[Starlink] 300ms Telecommunication Latency and FTL Communication
Colin_Higbie
CHigbie1 at Higbie.name
Fri Jun 7 13:00:25 EDT 2024
Yes, of course it differs for different people. Statistics doesn't care. There will be a mean and median for any sample. Statistical analysis already expects no two people are identical.
Good point on the interruptions being longer due to longer fix. That makes my original equation a bit more complex, but, to your point, it only intensifies the problem with each ms of added latency being worse than the one before.
Cheers,
Colin
-----Original Message-----
From: David Lang <david at lang.hm>
Sent: Friday, June 7, 2024 12:57 PM
To: Colin_Higbie <CHigbie1 at Higbie.name>
Cc: Sebastian Moeller <moeller0 at gmx.de>; David Lang <david at lang.hm>; starlink at lists.bufferbloat.net
Subject: RE: [Starlink] 300ms Telecommunication Latency and FTL Communication
On Fri, 7 Jun 2024, Colin_Higbie wrote:
> GREAT, GREAT point on the increased likelihood of unintentional
> interruptions and talking over each other the higher the latency. I
> had not thought of that before, but I think that's a compelling and
> easily measurable metric.
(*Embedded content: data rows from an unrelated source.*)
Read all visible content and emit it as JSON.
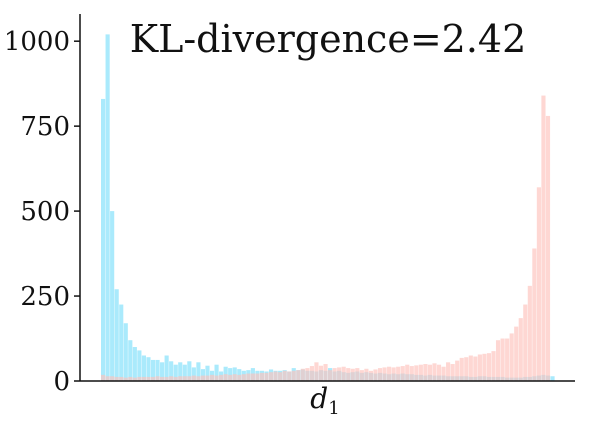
{
  "chart_data": {
    "type": "bar",
    "title": "KL-divergence=2.42",
    "xlabel_main": "d",
    "xlabel_sub": "1",
    "ylabel": "",
    "xlim": [
      0,
      1
    ],
    "ylim": [
      0,
      1080
    ],
    "yticks": [
      {
        "value": 0,
        "label": "0"
      },
      {
        "value": 250,
        "label": "250"
      },
      {
        "value": 500,
        "label": "500"
      },
      {
        "value": 750,
        "label": "750"
      },
      {
        "value": 1000,
        "label": "1000"
      }
    ],
    "bin_start": 0.0,
    "bin_width": 0.01,
    "series": [
      {
        "color": "#8ee3fb",
        "values": [
          830,
          1020,
          500,
          270,
          225,
          170,
          120,
          100,
          90,
          75,
          70,
          62,
          62,
          55,
          75,
          58,
          48,
          55,
          48,
          58,
          40,
          55,
          35,
          45,
          30,
          48,
          28,
          42,
          38,
          40,
          35,
          30,
          32,
          38,
          30,
          30,
          28,
          34,
          30,
          30,
          32,
          28,
          38,
          32,
          34,
          30,
          30,
          28,
          32,
          30,
          38,
          28,
          30,
          26,
          24,
          26,
          28,
          24,
          26,
          24,
          22,
          24,
          22,
          20,
          22,
          20,
          22,
          20,
          20,
          18,
          18,
          16,
          18,
          16,
          16,
          16,
          14,
          14,
          14,
          14,
          14,
          12,
          12,
          14,
          14,
          12,
          12,
          12,
          12,
          10,
          10,
          10,
          10,
          12,
          12,
          14,
          16,
          18,
          16,
          14
        ]
      },
      {
        "color": "#fdc1bc",
        "values": [
          18,
          14,
          14,
          12,
          12,
          10,
          12,
          10,
          12,
          12,
          12,
          12,
          14,
          12,
          12,
          14,
          12,
          14,
          14,
          14,
          16,
          14,
          16,
          16,
          18,
          16,
          18,
          20,
          18,
          20,
          18,
          20,
          22,
          22,
          22,
          24,
          24,
          26,
          28,
          26,
          30,
          28,
          30,
          32,
          36,
          38,
          44,
          55,
          45,
          50,
          32,
          38,
          40,
          42,
          38,
          36,
          38,
          32,
          36,
          30,
          34,
          38,
          40,
          42,
          40,
          42,
          44,
          48,
          44,
          46,
          48,
          50,
          48,
          52,
          48,
          42,
          55,
          50,
          60,
          68,
          70,
          75,
          72,
          78,
          80,
          82,
          88,
          120,
          125,
          125,
          140,
          160,
          185,
          225,
          280,
          390,
          570,
          840,
          780,
          0
        ]
      }
    ]
  }
}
It also gives a clear cost-based selling
> advantage to the ISP with lower latency, which should make it
> attractive to business: if an ISP can say to a business (or at-home
> worker): based on our 20ms lower latency, you will save 3 minutes per
> day in lost annoyances due to accidental interruptions, that has a
> value per person in those calls of $X. Therefore, you should switch your business to us.
>
> I do still think, at least for me as a speaker, that video feedback
> that does not "feel" like it provides instant video feedback in the
> form of real-time facial expressions to show audience feedback for the
> speaker is more critical (I can stomach small delays on audio feedback
> after I ask a question, but not on video feedback, which I need while
> I'm talking), but I do think the interruption piece is also very real.
> Further, my point on video is almost binary – either I'm getting close
> enough to real-time feedback or I'm not and need to plod on without
> it, which diminishes its value as an argument for lower latency.
the problem is drawing the line at what latency is the problem. This is going to be different for different people and take quite a bit of experimentation to discover (and I would not be surprised if someone who is doing testing is learing how to cope with longer latencies, so you can't just increase/decrease the latency in a predictable manner, you would need to randomize it and ask after each call how good/bad it was)
> In contrast, the increase in accidental interruptions in audio (and
> video too
> presumably) would scale with latency (not binary means much better for
> an argument to the ISP). Every 1ms of additional latency would provide
> a small but measurable % increase in the amount of accidental interruptions.
> Conversely, the lower the latency, the fewer of these. This means that
> there's not merely a "good enough" level on latency (at least not
> above human reaction time), but rather the lower the better in a very
> tangible way. This should be a compelling and objective argument.
>
> I'm not aware of any study, but it stands to reason that every
> interruption results in X seconds of lost productive talking time. Say
> X = 5s. While we don't know the slope of the function:
> #_accidental_interruptions = [some unknown slope] x (latency_in_ms -
> minimal_human_reaction_threshold_in_ms),
> where minimal_human_reaction_threshold_in_ms probably equals something
> like 20
> - 50ms. As soon as latency > minimal_human_reaction_threshold_in_ms,
> #_accidental_interruptions becomes a positive number and lost
> productivity also increases at 5s/interruption (using above assumption).
I also think the interruptions will be longer with higher latency as it will be harder to sync up.
> Even if there is no such study, this is clearly an easily studyable
> metric to establish the typical human reaction time (that's probably
> already known), the mean and median time lost per accidental
> interruption, and the key piece: the slope of the line or shape of the
> function that says how many additional accidental interruptions occur
> for every ms of added latency. Anyone here looking for an academic
> study with a simple metric to provide data to ISP on economic value in
> reducing latency that is simple enough that even a high-school kid could understand the meaning, this might be it.
or can anyone setup a simple router/pi image that can introduce arbitrary latency and then let's see if we can find some high school students looking for a science projct. That may not get the academia stamp of approval, but if we can get a bunch of people around the world to test things, we would get data back faster than waiting for a more academic process (and it could potentially feed into such a process)
it doesn't even need to be a full blown video conferencing program in use, but with more people on the call, there's more chance of interruptions.